J’étais donc avec Patrocle dès le début – pour mon malheur. Parce que bien sûr, il rencontre Achille, il tombe amoureux, et je voulais tellement, tellement les voir ensemble. Ça faisait longtemps que je n’avais pas souhaité à ce point voir un couple se former, d’habitude je suis plutôt en mode « meh, vous savez, l’amitié c’est chouette aussi ». Et en même temps, je me trouvais illogique, parce que je savais comment cette histoire allait se terminer. Je n’aurais pas dû m’attacher à eux, je n’aurais pas dû m’investir dans leur relation.

Dès que j’oubliais la fin, portée par l’histoire, la narration s’empressait de me la rappeler par petites piques. Les mécanismes qui mènent au dénouement étaient dévoilés au fur et à mesure, le destin d’Achille devenant de plus en plus inéluctable.

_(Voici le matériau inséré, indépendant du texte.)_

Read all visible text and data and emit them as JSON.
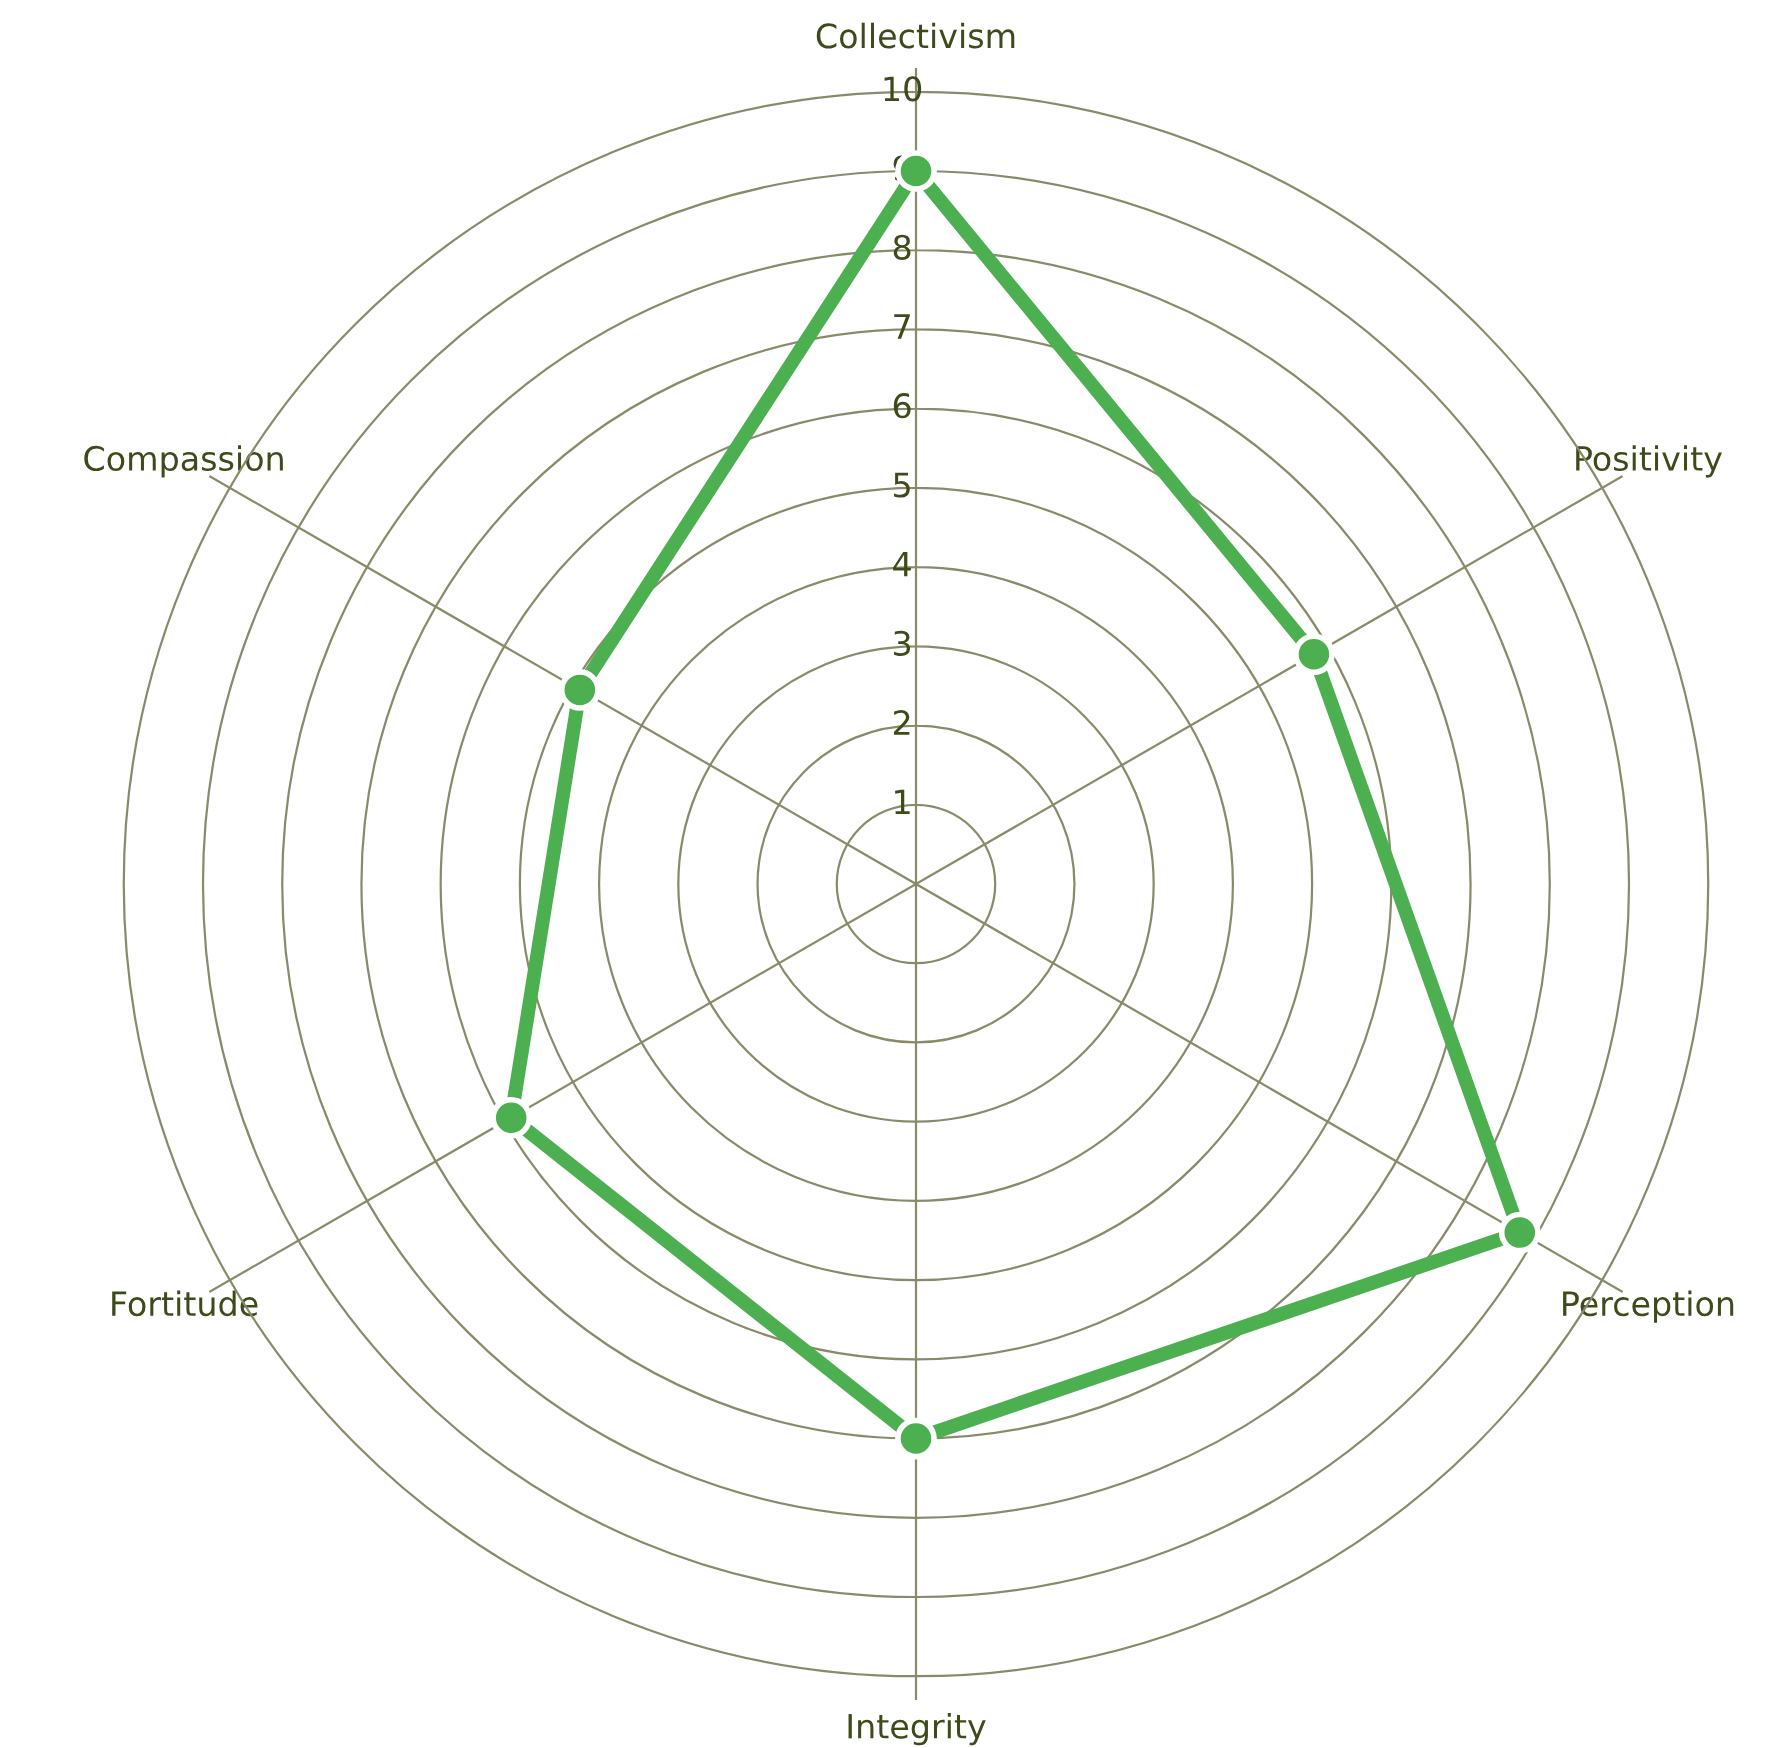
{
  "chart_data": {
    "type": "radar",
    "categories": [
      "Collectivism",
      "Positivity",
      "Perception",
      "Integrity",
      "Fortitude",
      "Compassion"
    ],
    "series": [
      {
        "color": "#4caf50",
        "values": [
          9,
          5.8,
          8.8,
          7,
          5.9,
          4.9
        ]
      }
    ],
    "ylim": [
      0,
      10.3
    ],
    "yticks": [
      1,
      2,
      3,
      4,
      5,
      6,
      7,
      8,
      9,
      10
    ],
    "grid": true,
    "marker": "circle",
    "line_style": "solid",
    "legend": false
  }
}
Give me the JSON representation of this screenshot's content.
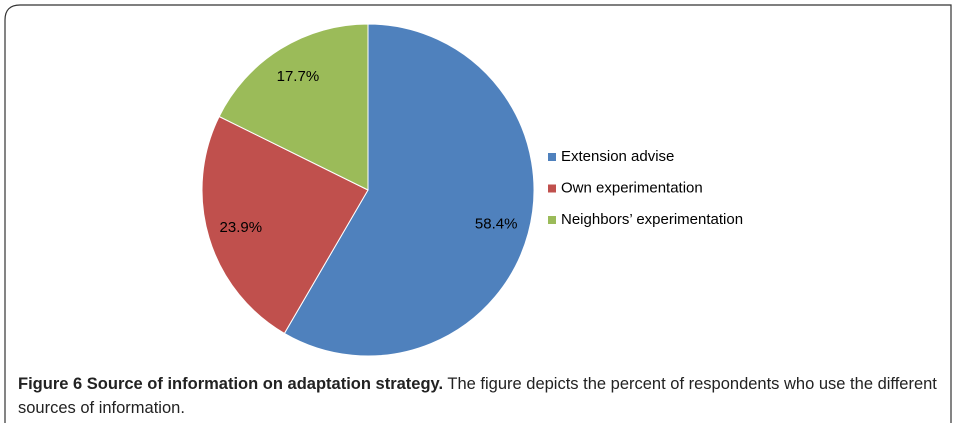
{
  "chart_data": {
    "type": "pie",
    "categories": [
      "Extension advise",
      "Own experimentation",
      "Neighbors’ experimentation"
    ],
    "values": [
      58.4,
      23.9,
      17.7
    ],
    "value_labels": [
      "58.4%",
      "23.9%",
      "17.7%"
    ],
    "colors": [
      "#4f81bd",
      "#c0504d",
      "#9bbb59"
    ],
    "legend": "right"
  },
  "caption": {
    "label": "Figure 6",
    "title": "Source of information on adaptation strategy.",
    "text": "The figure depicts the percent of respondents who use the different sources of information."
  }
}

Alors que la fin approchait, je m’en voulais de plus en plus. Qu’avais-je fait ? Ça allait mal se terminer, et j’étais tellement investie ! Et en effet… la fin est dévastatrice, magnifique aussi. Et surtout, surtout : je ne la considère pas comme une fin triste. Sinon, je ne conseillerais pas ce roman à des personnes m’ayant explicitement dit qu’elles n’aiment pas les romans qui se finissent mal.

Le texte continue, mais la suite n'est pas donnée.